服は、汚れて無いから、そのまま着ている。
正確には、汚れてもしばらくすると徐々に元通りになる服だ。すごい便利。
...正直、これは怖いから、深く考えないことにしている。
だって、もし俺自身が服に汚物認定されてしまったら、徐々に消毒されてしまうわけだろう......服に。
その場合、冒険10日目くらいに、草原のど真ん中に、服だけ落ちている展開にならないか? 名探偵でも迷宮入り間違い無しの殺人事件になっちゃうよ? 大丈夫だよね、メガミさん?
とりあえず、【白昼夢】で手に入れた拠点のおかげで、生活が少しずつ安定していった。
まだ、冒険とかソロキャンプとかいうよりも、もっと野生に近い暮らし向きなのは、仕方ない。石を積んだり削ったり、今はまだ自力で何ができるのか試しながら慣らしているような感覚だ。
本当は、この草原のどこかで親切なお兄さんやら、優しいお姉さんやらに遭遇して「正しい冒険者のあり方」について手取り足取り教えてもらえるような展開がベストだけれど、正直、まだ何に遭遇するのかが分からない。

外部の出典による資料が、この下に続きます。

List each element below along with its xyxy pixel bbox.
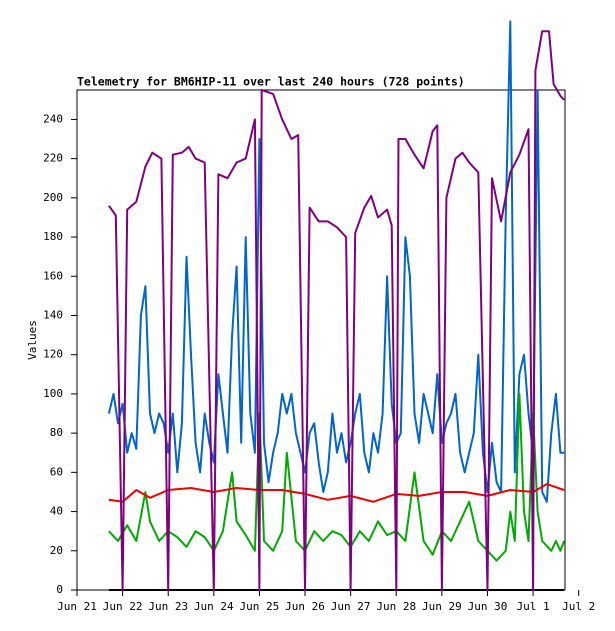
- y-tick-label: 100: [43, 387, 63, 400]
- y-tick-label: 60: [50, 465, 63, 478]
- y-tick-label: 80: [50, 426, 63, 439]
- y-tick-label: 140: [43, 308, 63, 321]
- y-tick-label: 40: [50, 505, 63, 518]
- series-line: [108, 483, 565, 503]
- y-tick-label: 160: [43, 269, 63, 282]
- x-tick-label: Jul 2: [562, 600, 595, 613]
- x-tick-label: Jun 23: [148, 600, 188, 613]
- x-tick-label: Jun 29: [422, 600, 462, 613]
- y-tick-label: 120: [43, 348, 63, 361]
- x-tick-label: Jun 28: [376, 600, 416, 613]
- x-tick-label: Jun 24: [194, 600, 234, 613]
- x-tick-label: Jul 1: [517, 600, 550, 613]
- x-tick-label: Jun 21: [57, 600, 97, 613]
- y-tick-label: 0: [56, 583, 63, 596]
- chart-title: Telemetry for BM6HIP-11 over last 240 ho…: [77, 75, 465, 89]
- x-tick-label: Jun 30: [468, 600, 508, 613]
- y-tick-label: 20: [50, 544, 63, 557]
- y-tick-label: 220: [43, 152, 63, 165]
- x-tick-label: Jun 26: [285, 600, 325, 613]
- y-tick-label: 200: [43, 191, 63, 204]
- series-line: [107, 20, 565, 503]
- y-axis-label: Values: [26, 320, 39, 360]
- y-tick-label: 240: [43, 112, 63, 125]
- series-line: [108, 30, 565, 591]
- y-tick-label: 180: [43, 230, 63, 243]
- x-tick-label: Jun 25: [240, 600, 280, 613]
- x-tick-label: Jun 27: [331, 600, 371, 613]
- plot-frame: [76, 89, 566, 591]
- x-tick-label: Jun 22: [103, 600, 143, 613]
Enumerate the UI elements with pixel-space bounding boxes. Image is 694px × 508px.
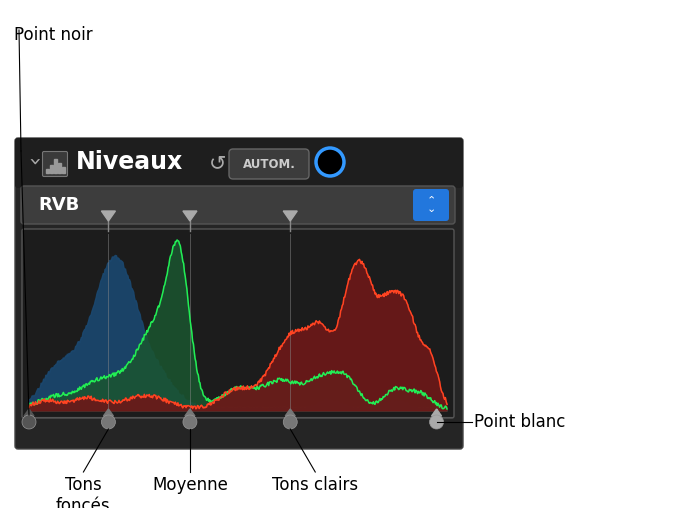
FancyBboxPatch shape [42,151,67,176]
Polygon shape [29,260,447,411]
Bar [50,165,53,173]
Text: Niveaux: Niveaux [76,150,183,174]
Bar [54,159,57,173]
FancyBboxPatch shape [15,138,463,449]
Circle shape [316,148,344,176]
Circle shape [183,415,197,429]
FancyBboxPatch shape [21,186,455,224]
Bar [46,169,49,173]
Polygon shape [183,211,197,221]
Polygon shape [29,256,447,411]
FancyBboxPatch shape [15,138,463,188]
Bar [58,163,61,173]
Text: AUTOM.: AUTOM. [243,157,296,171]
Polygon shape [103,409,113,416]
Text: ›: › [22,158,42,168]
Polygon shape [29,402,447,411]
Polygon shape [283,211,297,221]
FancyBboxPatch shape [22,229,454,418]
Text: Point blanc: Point blanc [474,413,566,431]
FancyBboxPatch shape [413,189,449,221]
Polygon shape [101,211,115,221]
Text: Point noir: Point noir [14,26,92,44]
Polygon shape [285,409,295,416]
Polygon shape [24,409,34,416]
Circle shape [283,415,297,429]
Polygon shape [185,409,195,416]
Text: ⌃
⌄: ⌃ ⌄ [426,196,436,214]
Circle shape [320,152,340,172]
Text: Moyenne: Moyenne [152,476,228,494]
Circle shape [430,415,443,429]
Text: ↺: ↺ [210,153,227,173]
Polygon shape [29,240,447,411]
Circle shape [22,415,36,429]
FancyBboxPatch shape [229,149,309,179]
Text: RVB: RVB [38,196,79,214]
Text: Tons clairs: Tons clairs [272,476,358,494]
Polygon shape [432,409,441,416]
Text: Tons
foncés: Tons foncés [56,476,111,508]
Circle shape [101,415,115,429]
Bar [62,167,65,173]
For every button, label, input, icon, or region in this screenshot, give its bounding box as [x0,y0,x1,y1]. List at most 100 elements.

親切な首狩り族や、血に飢えたお姉さんに遭遇する可能性だってあるわけだ。「ダイジョブ、コワクナイヨ?」とか言われたって、信じられるものか! その時は「いい感じの棒+1」で牽制してやる! 目だ、目を突いてやる! ヤー!
...そう、戦闘だ。
暴力推奨という訳ではないが、身を守る術が欲しい。つまり、現状の【ステータス】で自分がどこまでやれるのか確認が必要なわけだ。
これまでは動物らしき影を見つけたら近づかないようにしていたけれど、いつまでも逃げ回っているわけにもいかないだろう。
ひとまずの拠点を手に入れたことで......いよいよ俺は「狩り」に挑戦することになった。